Periodontal treatment is costly. The authors assessed the potential economic impact of a new periodontal chemotherapeutic, testing the hypothesis that its adjunctive use would result in reduced periodontal surgical needs. An economic model estimated treatment needs following two clinical trials of the adjunctive use of a chlorhexidine, or CHX, -containing chip compared with scaling and root planing, or SRP, alone. Needs were based on periodontal status at nine months and a probabilistic algorithm; costs were assigned on the basis of a national dental survey and an average wholesale price of the CHX chip.
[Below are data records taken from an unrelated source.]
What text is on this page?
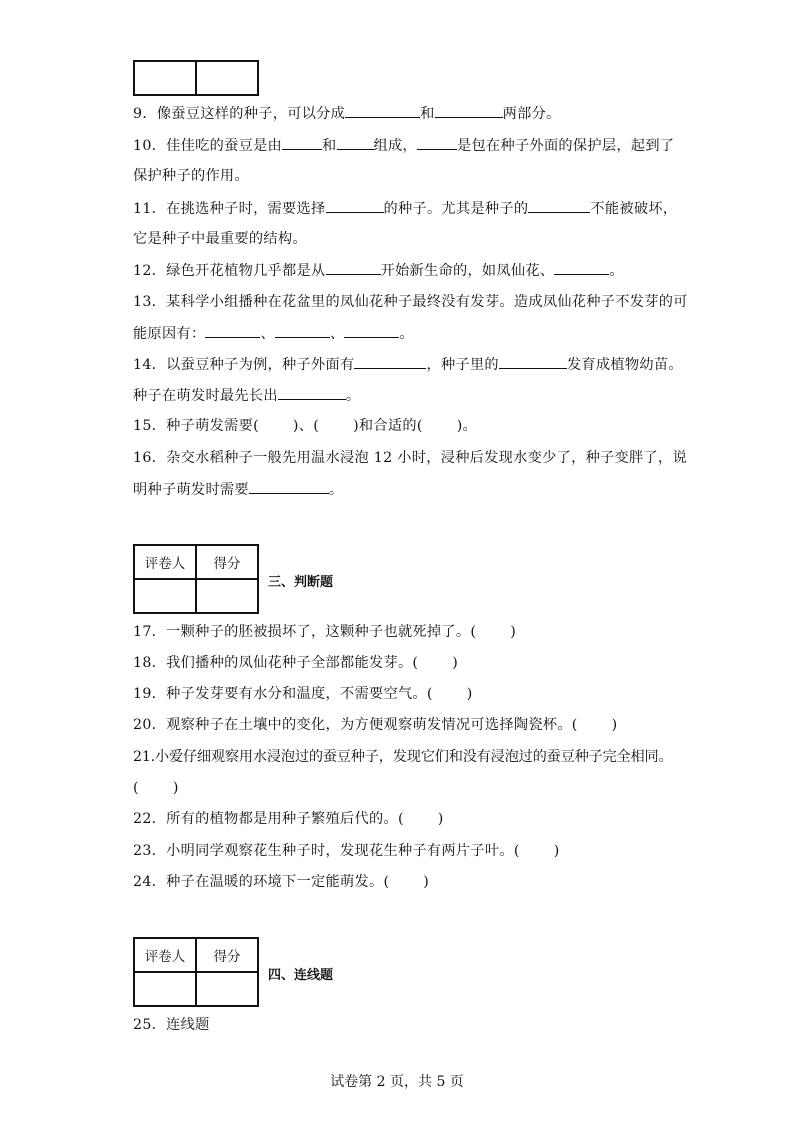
9．像蚕豆这样的种子，可以分成	和	两部分。
10．佳佳吃的蚕豆是由	和	组成，	是包在种子外面的保护层，起到了
保护种子的作用。
11．在挑选种子时，需要选择	的种子。尤其是种子的	不能被破坏，
它是种子中最重要的结构。
12．绿色开花植物几乎都是从	开始新生命的，如凤仙花、	。
13．某科学小组播种在花盆里的凤仙花种子最终没有发芽。造成凤仙花种子不发芽的可
能原因有：	、	、	。
14．以蚕豆种子为例，种子外面有	，种子里的	发育成植物幼苗。
种子在萌发时最先长出	。
15．种子萌发需要( )、( )和合适的( )。
16．杂交水稻种子一般先用温水浸泡 12 小时，浸种后发现水变少了，种子变胖了，说
明种子萌发时需要	。
评卷人	得分

三、判断题
17．一颗种子的胚被损坏了，这颗种子也就死掉了。( )
18．我们播种的凤仙花种子全部都能发芽。( )
19．种子发芽要有水分和温度，不需要空气。( )
20．观察种子在土壤中的变化，为方便观察萌发情况可选择陶瓷杯。( )
21.小爱仔细观察用水浸泡过的蚕豆种子，发现它们和没有浸泡过的蚕豆种子完全相同。
( )
22．所有的植物都是用种子繁殖后代的。( )
23．小明同学观察花生种子时，发现花生种子有两片子叶。( )
24．种子在温暖的环境下一定能萌发。( )
评卷人	得分

四、连线题
25．连线题
试卷第 2 页，共 5 页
The base case model projected significantly more maintenance procedures and significantly fewer periodontal surgical procedures for patients treated with SRP and the CHX chip compared with patients who were treated with SRP alone (54.4 percent vs. 46.4 percent, P = .014; 29.2 percent vs. 35.5 percent, P = .015, respectively). Average total costs of care for patients treated with SRP and CHX chip were $737 +/- $244 compared with $734 +/- $239 for patients treated with SRP alone. Sensitivity analyses to account for variations in practice patterns did not appreciably alter the results. When data were analyzed after only three or six months of treatment, the significant differences in treatment needs disappeared. The CHX chip is a new, apparently cost-effective treatment option for non-surgical periodontal therapy. Adjunctive use of the CHX chip could reduce periodontal surgical needs significantly at little or no additional cost. Results suggest that incorporating the CHX chip into routine practice requires a new algorithm for management of periodontal disease. To obtain full clinical benefit, treatment needs to be continued for nine months.